Je pense que du côté du plaisir, même s’il faudrait l’argumenter un peu plus, on peut dire la même chose .Il y a dans l’essence même du plaisir un impossible à dire à partager, un réel en lien avec le vivant humain. Quand au plus qui s’y ajoute du côté de la jouissance si on en retranche le versant fantasmatique ou passionnel qui l’un et l’autre passent par des discours, il y a un reste de jouissance aussi impossible à dire qui renvoie à un réel pulsionnel. (Réponse à Marcel Ritter le 26 Janvier 1975).

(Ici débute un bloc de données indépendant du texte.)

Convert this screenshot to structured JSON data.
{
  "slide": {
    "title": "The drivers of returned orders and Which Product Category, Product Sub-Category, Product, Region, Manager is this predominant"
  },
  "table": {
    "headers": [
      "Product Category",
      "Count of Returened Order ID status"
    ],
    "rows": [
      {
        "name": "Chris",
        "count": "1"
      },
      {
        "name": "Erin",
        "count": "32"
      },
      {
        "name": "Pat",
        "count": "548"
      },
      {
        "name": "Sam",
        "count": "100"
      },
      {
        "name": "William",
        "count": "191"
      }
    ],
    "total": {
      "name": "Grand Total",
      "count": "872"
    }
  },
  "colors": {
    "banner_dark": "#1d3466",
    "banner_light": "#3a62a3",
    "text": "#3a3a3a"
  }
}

Qu’en conclure au niveau de la douleur et du plaisir ? Que le réel de la douleur et du plaisir nous rattacheraient au monde animal ? Surement pas. Si nous pouvons dire « mon corps est douloureux ou a du plaisir, j’ai mal ou je suis bien » c’est parce que nous sommes parlant, c’est ce qui fait exister, pour nous humain, la douleur et le plaisir. Sans ce dire la douleur et le plaisir n’existerait pas. Une analysante psychotique, dont le métier était d’être assistante ménagère et ,sans pouvoir le vérifier mais quand même sans trop de risque de me tromper, dont je pense qu’elle n’avait jamais lu Lacan, pas plus que Freud, m’avait dit un jour ceci, qui m’avait stupéfaite : « Le sexe et la mort si on n’en parle pas, ça n’ existe pas ». Ce dont ,par ailleurs, je ne lui demandais pas de me parler ! On peut dire, en s’appuyant sur ce dire aux accents lacaniens, que ce qui fait exister la douleur et le plaisir ce sont les signifiants « douleur et plaisir » et le fait, qu’avec eux, on en parle, et que l’une comme l’autre n’appartiennent qu’au monde des humains parlants. Mais d’en parler trouve aussi ces limites du fait du réel qui y est engagé, que les mots sont impuissants à dire. Ma question est alors la suivante : ne faut-il pas situer la douleur et le plaisir dans un au-delà de la jouissance, dans un au-delà de l’ « au-delà du principe de plaisir » freudien et non pas dans un en de ça ?
Quant au principe de plaisir qu’ici j’interroge qu’en faire ? Le renvoyer du côté du mythe ? On trouve dans le séminaire Encore (page 78) cette indication : « Le Lustprinzip, en effet, ne se fonde que de la coalescence du a avec le S (A barré)…Si de ce S de A barré je ne désigne rien d’autre que la jouissance de la femme, c’est assurément parce que c’est là que je pointe que Dieu n’a pas encore fait son exit »…à suivre
Tout ceci étant dit, quelle formule retenir pour dire ce que la jouissance n’est pas. Celle énoncée par Pierre Bruno : La jouissance n’est ni le plaisir ni la douleur me semble de loin la plus adéquate même s’il faut continuer à élaborer pour la soutenir.